– Твоя мать умерла, – сказал отец. Это прозвучало спокойно и серьезно, и говорил он обычным тоном, противоречившим выражению лица, – его голос меня даже успокоил.
– Ну Джозеф, – сказал преподобный Каннингем.
– Лучше, чтобы он услышал все как есть, без обиняков, – сказал отец. Новость он сообщил, глядя мне прямо в глаза. Теперь он отвернулся и обратился к чему-то над головой преподобного Каннингема: – Я полагаю, ваше преподобие, вы сделаете с телом все… все, что она хотела сделать.
После этого он хлопнул в ладоши – это был лаконичный, окончательный жест – и через заднюю дверь вышел во двор. Бросив на меня долгий и скорбный взгляд, Лестер засеменил за ним, оставив меня с преподобным Каннингемом, который вздохнул, и с Джоном Нейплесом, который нахмурился.
– Ты! – сказал мне Нейплес. – У тебя ведь брат где-то?

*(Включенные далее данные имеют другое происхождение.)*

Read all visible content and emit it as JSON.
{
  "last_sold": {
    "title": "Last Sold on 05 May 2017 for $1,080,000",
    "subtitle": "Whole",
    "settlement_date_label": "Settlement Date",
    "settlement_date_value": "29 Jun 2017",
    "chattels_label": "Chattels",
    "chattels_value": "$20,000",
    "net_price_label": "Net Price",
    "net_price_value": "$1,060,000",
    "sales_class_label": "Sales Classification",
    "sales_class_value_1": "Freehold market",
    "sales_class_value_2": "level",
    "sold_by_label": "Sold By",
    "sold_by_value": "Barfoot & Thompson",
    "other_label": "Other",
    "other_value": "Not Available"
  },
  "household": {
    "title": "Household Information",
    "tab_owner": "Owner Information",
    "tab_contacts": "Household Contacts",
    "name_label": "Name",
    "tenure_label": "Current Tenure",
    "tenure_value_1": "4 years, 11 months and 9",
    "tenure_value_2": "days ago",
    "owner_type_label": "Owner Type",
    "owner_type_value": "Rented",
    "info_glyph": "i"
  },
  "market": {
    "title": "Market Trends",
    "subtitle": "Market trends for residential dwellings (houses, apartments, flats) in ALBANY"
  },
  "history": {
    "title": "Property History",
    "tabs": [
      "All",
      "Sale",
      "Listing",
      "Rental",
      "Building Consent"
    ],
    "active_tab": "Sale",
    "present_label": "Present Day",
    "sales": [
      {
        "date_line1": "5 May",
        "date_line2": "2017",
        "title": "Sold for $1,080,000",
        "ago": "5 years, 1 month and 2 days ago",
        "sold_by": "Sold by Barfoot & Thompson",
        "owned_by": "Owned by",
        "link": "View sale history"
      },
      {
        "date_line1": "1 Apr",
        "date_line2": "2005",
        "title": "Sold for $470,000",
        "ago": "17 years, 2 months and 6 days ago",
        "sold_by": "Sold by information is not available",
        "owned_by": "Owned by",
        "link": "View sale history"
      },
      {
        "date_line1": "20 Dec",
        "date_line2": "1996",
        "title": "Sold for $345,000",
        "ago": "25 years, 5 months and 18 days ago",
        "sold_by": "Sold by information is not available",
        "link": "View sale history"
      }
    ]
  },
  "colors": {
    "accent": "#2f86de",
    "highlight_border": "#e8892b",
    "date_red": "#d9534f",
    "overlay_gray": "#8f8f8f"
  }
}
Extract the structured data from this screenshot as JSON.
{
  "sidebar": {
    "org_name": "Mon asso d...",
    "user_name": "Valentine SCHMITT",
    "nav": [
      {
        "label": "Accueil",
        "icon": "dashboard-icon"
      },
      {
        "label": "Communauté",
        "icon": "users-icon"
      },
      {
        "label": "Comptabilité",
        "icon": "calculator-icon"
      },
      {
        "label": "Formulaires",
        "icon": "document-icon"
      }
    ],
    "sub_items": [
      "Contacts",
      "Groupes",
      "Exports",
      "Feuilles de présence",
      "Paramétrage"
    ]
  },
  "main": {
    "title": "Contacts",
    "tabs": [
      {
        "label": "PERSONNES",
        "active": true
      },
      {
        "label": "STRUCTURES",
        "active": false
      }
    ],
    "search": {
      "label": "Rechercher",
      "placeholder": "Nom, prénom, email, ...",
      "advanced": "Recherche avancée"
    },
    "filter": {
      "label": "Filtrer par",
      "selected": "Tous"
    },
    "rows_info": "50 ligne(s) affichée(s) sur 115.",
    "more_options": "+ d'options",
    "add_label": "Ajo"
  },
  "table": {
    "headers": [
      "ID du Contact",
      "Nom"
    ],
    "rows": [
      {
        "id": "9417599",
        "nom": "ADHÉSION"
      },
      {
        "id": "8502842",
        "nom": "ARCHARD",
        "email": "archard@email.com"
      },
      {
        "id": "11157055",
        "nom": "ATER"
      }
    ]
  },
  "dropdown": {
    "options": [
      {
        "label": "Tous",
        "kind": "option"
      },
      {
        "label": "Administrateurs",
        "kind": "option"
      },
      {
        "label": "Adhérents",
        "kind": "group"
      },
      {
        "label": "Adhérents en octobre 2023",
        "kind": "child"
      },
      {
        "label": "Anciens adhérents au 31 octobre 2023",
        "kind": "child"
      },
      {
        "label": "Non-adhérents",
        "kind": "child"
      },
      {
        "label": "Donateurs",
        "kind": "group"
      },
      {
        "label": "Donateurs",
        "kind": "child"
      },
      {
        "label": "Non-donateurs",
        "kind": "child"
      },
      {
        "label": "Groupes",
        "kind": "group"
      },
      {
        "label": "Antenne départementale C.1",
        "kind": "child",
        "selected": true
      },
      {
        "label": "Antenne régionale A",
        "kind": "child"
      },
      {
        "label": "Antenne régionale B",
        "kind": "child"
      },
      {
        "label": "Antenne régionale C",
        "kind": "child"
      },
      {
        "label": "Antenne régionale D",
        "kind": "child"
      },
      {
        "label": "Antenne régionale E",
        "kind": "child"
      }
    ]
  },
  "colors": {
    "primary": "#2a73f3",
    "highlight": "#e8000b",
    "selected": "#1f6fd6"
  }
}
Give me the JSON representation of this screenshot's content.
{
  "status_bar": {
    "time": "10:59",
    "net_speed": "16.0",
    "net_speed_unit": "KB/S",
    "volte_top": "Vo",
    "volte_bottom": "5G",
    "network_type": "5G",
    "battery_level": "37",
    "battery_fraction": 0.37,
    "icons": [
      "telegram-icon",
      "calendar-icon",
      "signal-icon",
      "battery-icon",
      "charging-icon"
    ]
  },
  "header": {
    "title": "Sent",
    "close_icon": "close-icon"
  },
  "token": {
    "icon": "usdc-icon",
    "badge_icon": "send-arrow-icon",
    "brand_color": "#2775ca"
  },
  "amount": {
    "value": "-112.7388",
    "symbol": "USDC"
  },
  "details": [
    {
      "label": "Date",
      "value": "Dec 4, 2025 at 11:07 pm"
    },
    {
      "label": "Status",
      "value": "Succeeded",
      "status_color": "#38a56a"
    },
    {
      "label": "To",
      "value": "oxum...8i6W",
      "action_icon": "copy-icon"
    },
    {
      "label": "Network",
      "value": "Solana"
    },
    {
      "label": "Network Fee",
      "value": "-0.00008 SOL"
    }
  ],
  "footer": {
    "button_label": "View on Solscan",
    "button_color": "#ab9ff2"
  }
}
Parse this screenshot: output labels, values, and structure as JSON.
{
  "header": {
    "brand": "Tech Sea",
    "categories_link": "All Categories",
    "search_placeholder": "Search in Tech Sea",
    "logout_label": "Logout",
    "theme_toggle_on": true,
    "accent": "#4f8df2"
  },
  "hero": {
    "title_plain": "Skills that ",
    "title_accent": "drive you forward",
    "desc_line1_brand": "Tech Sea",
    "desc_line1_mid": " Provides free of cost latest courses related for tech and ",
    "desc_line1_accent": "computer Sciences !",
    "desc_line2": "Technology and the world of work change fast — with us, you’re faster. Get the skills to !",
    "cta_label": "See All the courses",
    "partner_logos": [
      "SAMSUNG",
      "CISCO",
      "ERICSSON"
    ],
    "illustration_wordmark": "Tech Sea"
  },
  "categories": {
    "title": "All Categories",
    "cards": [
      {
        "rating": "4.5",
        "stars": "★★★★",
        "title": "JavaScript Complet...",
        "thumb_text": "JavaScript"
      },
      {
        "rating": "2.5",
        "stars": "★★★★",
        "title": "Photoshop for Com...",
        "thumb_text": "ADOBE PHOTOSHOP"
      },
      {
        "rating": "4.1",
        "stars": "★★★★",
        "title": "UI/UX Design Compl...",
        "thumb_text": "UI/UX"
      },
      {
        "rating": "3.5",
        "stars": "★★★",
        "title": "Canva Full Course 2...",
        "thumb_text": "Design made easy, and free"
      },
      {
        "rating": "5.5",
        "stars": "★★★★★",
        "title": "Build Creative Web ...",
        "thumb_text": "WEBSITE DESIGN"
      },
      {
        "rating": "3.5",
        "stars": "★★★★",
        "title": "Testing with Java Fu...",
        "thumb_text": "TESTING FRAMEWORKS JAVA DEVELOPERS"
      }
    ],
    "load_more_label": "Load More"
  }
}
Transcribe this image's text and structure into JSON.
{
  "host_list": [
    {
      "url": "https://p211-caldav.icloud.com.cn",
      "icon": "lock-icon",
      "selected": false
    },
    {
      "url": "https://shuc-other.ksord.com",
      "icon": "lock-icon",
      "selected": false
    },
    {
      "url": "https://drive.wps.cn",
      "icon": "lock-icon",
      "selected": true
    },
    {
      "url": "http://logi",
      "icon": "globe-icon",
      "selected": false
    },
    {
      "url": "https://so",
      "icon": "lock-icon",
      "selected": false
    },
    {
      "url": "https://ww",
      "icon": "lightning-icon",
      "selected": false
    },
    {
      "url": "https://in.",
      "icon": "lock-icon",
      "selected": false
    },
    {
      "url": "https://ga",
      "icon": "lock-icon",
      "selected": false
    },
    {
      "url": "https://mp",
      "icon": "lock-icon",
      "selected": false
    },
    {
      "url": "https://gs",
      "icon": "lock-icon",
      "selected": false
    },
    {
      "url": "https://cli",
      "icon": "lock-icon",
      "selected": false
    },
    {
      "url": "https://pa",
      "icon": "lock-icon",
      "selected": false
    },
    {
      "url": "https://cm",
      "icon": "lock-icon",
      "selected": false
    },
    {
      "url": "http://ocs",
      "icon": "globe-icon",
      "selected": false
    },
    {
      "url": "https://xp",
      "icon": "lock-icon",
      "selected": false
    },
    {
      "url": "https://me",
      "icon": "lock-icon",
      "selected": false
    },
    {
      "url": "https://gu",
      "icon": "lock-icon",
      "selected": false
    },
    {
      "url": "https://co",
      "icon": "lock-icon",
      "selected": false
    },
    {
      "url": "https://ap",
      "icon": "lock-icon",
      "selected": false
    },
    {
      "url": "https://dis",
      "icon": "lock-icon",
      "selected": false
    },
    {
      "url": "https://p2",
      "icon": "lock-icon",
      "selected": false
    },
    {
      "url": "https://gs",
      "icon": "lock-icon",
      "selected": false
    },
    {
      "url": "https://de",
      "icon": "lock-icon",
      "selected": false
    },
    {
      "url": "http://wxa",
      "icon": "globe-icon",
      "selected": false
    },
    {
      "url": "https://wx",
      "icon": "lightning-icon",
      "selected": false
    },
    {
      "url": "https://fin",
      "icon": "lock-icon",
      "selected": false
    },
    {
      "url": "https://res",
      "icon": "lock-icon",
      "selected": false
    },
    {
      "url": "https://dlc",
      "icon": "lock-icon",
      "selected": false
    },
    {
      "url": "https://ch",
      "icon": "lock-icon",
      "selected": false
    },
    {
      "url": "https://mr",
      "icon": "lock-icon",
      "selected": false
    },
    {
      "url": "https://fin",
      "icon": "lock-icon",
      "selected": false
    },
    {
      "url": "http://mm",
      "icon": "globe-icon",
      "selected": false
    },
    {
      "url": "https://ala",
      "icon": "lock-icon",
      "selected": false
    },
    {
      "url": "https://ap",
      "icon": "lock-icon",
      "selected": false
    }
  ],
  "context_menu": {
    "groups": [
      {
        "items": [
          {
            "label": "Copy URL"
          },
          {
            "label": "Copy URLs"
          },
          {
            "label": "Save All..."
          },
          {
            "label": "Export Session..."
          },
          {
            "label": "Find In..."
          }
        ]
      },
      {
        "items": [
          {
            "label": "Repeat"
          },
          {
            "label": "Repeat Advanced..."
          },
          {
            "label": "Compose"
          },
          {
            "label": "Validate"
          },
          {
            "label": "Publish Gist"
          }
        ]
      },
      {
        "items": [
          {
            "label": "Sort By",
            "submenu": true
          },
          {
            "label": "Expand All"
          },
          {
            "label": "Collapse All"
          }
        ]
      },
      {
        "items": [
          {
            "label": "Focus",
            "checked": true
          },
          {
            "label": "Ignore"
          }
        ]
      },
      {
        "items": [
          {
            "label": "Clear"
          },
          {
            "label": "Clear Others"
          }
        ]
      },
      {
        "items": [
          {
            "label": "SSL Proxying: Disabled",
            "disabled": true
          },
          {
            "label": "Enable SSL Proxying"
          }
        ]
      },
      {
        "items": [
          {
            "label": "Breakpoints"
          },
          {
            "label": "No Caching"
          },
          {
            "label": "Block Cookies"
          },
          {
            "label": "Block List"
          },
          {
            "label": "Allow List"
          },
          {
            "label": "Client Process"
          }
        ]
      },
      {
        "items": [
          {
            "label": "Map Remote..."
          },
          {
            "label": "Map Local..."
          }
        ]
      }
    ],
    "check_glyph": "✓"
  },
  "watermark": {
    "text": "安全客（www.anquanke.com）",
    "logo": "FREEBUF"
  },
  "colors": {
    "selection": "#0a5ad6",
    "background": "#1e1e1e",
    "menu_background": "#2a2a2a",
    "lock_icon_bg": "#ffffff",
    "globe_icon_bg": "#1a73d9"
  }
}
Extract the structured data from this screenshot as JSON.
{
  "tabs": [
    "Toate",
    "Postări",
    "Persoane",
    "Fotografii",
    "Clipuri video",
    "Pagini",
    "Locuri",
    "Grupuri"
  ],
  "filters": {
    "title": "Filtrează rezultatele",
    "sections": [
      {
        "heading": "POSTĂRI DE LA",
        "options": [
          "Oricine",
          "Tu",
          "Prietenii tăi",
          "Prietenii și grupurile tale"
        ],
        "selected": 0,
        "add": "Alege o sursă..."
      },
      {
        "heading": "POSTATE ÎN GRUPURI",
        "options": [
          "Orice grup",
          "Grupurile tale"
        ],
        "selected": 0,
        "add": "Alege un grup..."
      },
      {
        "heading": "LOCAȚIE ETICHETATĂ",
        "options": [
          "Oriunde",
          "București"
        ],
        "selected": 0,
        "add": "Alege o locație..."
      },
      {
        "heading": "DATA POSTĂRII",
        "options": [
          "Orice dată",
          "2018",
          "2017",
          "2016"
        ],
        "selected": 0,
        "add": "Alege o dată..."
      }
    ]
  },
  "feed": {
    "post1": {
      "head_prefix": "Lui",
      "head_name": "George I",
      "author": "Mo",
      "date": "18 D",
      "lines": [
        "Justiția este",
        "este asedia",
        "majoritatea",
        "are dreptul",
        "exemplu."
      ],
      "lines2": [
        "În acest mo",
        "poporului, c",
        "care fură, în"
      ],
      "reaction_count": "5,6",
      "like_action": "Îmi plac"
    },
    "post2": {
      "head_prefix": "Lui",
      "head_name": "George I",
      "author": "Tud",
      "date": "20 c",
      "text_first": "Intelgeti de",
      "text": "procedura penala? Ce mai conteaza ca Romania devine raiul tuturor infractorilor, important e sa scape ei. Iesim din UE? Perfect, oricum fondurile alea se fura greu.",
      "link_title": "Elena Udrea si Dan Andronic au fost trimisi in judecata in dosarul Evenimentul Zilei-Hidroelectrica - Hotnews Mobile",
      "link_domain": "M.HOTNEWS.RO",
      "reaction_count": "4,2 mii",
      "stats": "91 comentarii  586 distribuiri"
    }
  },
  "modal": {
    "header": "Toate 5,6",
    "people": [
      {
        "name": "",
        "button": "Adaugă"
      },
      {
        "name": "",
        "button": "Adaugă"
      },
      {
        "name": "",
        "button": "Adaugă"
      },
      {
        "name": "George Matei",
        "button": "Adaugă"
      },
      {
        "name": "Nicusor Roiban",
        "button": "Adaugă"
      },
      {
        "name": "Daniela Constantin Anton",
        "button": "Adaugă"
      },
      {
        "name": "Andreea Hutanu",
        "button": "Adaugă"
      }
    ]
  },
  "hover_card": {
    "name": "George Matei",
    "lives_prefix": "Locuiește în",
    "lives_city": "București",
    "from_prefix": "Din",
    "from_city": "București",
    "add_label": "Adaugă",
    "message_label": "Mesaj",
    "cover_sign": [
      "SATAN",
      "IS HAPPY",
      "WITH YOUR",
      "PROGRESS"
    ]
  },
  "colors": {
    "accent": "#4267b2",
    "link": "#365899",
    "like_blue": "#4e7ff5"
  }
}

Он знал про моего брата. Прошлым летом мы с Оуэном наловили зеленых ужей и по очереди, по одному извивающемуся телу, запустили их в почтовый ящик клиники Нейплеса. Это была всего лишь детская забава, но он разозлился и так нас и не простил. Это был озлобленный, жесткий человек, разъедаемый чувством несовершенства мира, такой человек, который на улице швыряет носком ботинка клубы пыли в сторону детей просто потому, что они ничем не смогут ответить.
– Тебе что, не интересно, как умерла твоя мать? – спросил он.
– Нейплес! – сказал преподобный Каннингем.
Нейплес не обращал внимания на преподобного Каннингема.
– Комары эти, которые водятся возле вашего ручья, – продолжил он. – Я как врач считаю, что они переносят штамм китайского гриппа. Комары переносят заразу, а ваша мать забрела в отстойник, кишащий бактериями, и сама себя погубила. – Он с удовлетворенным видом откинулся на спинку стула и затянулся трубкой. – Если вы с братом будете шастать к этому ручью, так же и помрете.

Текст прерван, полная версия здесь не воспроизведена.